The purchase price most commonly comes from untaxed (under-the-table) earnings in China, there are essentially no limits on foreigners buying Aus property (unlike any other country), and the owners do not want the hassle and wear and tear of tenants. They do not need the tenant income, nor can any of the cost deductions be used. Thus the houses sit, totally unoccupied, possibly for 20 years. It is a form of safe bank account in a stable democracy outside of China, the “interest” being the inevitable capital accumulation. It is money that cannot be seized by officials in China. It is also, potentially, a safe haven and money source should the need to flee from China arise.
Note that I am not critical of the individuals doing this.

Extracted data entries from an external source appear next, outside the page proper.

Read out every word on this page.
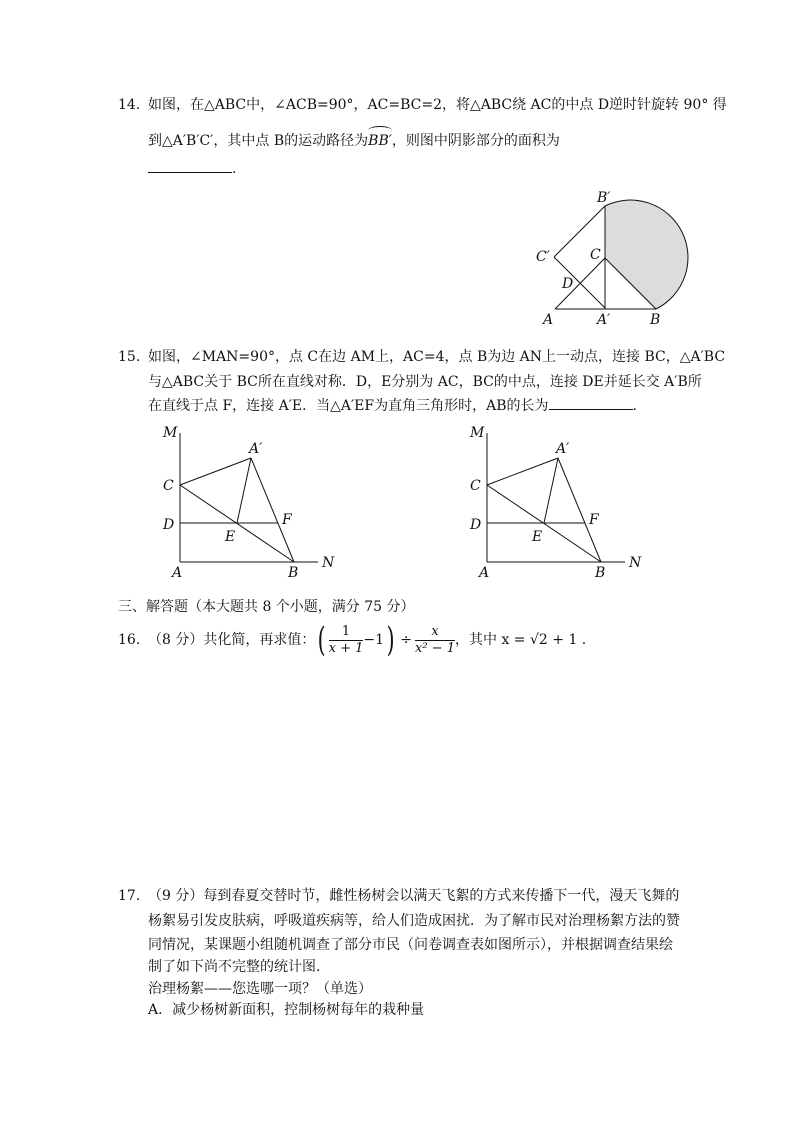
14. 如图，在△ABC中，∠ACB=90°，AC=BC=2，将△ABC绕 AC的中点 D逆时针旋转 90° 得
到△A′B′C′，其中点 B的运动路径为
BB′，则图中阴影部分的面积为
.
B′
C′	C
D
A	A′	B
15. 如图，∠MAN=90°，点 C在边 AM上，AC=4，点 B为边 AN上一动点，连接 BC，△A′BC
与△ABC关于 BC所在直线对称．D，E分别为 AC，BC的中点，连接 DE并延长交 A′B所
在直线于点 F，连接 A′E．当△A′EF为直角三角形时，AB的长为	.
M
A′
C
D	F
E
A	B
N
M
A′
C
D	F
E
A	B
N
三、解答题（本大题共 8 个小题，满分 75 分）
16. （8 分）共化简，再求值： ( $\frac{1}{x + 1} -1$ ) ÷ $\frac{x}{\text{x² − 1}}$ ，其中 x = √2 + 1 .
17. （9 分）每到春夏交替时节，雌性杨树会以满天飞絮的方式来传播下一代，漫天飞舞的
杨絮易引发皮肤病，呼吸道疾病等，给人们造成困扰．为了解市民对治理杨絮方法的赞
同情况，某课题小组随机调查了部分市民（问卷调查表如图所示），并根据调查结果绘
制了如下尚不完整的统计图．
治理杨絮——您选哪一项？（单选）
A．减少杨树新面积，控制杨树每年的栽种量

For them, it is utterly rational, and it is entirely legal (putting aside the cash source, which is not morally straightforward issue either, but a complex issue of corruption in a communist state).
This happens from small outer-burb new houses to $20 million dollar mansions in the inner ones.
To see houses in varying condition simply sit unoccupied for years on end is a sadly common sight in a my city (Melbourne), while housing prices are amongst the most expensive in the world and many are now locked out of the market for good.
Maybe it’s time to look up the owner in town records and contact them about selling the house as is. When I bought the lot my new house now sits on, there were for sale by owner signs on the lot, but no one ever answered the phone. One letter to the owner and they called me in two days. We wrapped up the deal in two weeks. When you look at how much they were paying in property taxes over the 10 years they had the lot, which they bought at the peak of the market before the 2008 crash, and how much less they sold the lot for when I bought it, you have to scratch your head.
Ever since the shoddily built and maintained flood control levies of the U. S. Core of Engineers allowed Hurricane Katrina flood waters to soak most of New Orleans on August 30, 2005, homes similar to this one have become a common occurrence in some of the more economically disadvantaged areas of #NOLA.
No/insufficient insurance coverage, rapidly rising material & labor costs and shady, disappearing “contractors” have left their mark on the Big Easy.
One of my earliest memories from childhood was the house my parents bought in town (Findlay, OH) sometime in 1960 or 1961. It was going to be torn down to expand a parking lot.
My parents had a basement built, and the house was moved (with its 2nd storey torn down) about 10 miles from town to their farm.
The outside got finished, the upstairs inside never did. We moved in 1969, and the new owners tore down the house.
Almost 50 years later, I occasionally drive by where it was located, but it looks NOTHING like it did when I was a kid.
As alluded to above, the house appears to have full electric and sewer facilities. Therefore, the town may not be worried as long as its collecting property taxes and there are no apparent property hazards for the neighbors to complain about.
There could also be a dispute between surviving family members on who has clear title. I have seen several houses fall into disrepair due to inheritance catfights. I’ve also seen where the surviving family members will pass on a property because it cost too much to make it compliant.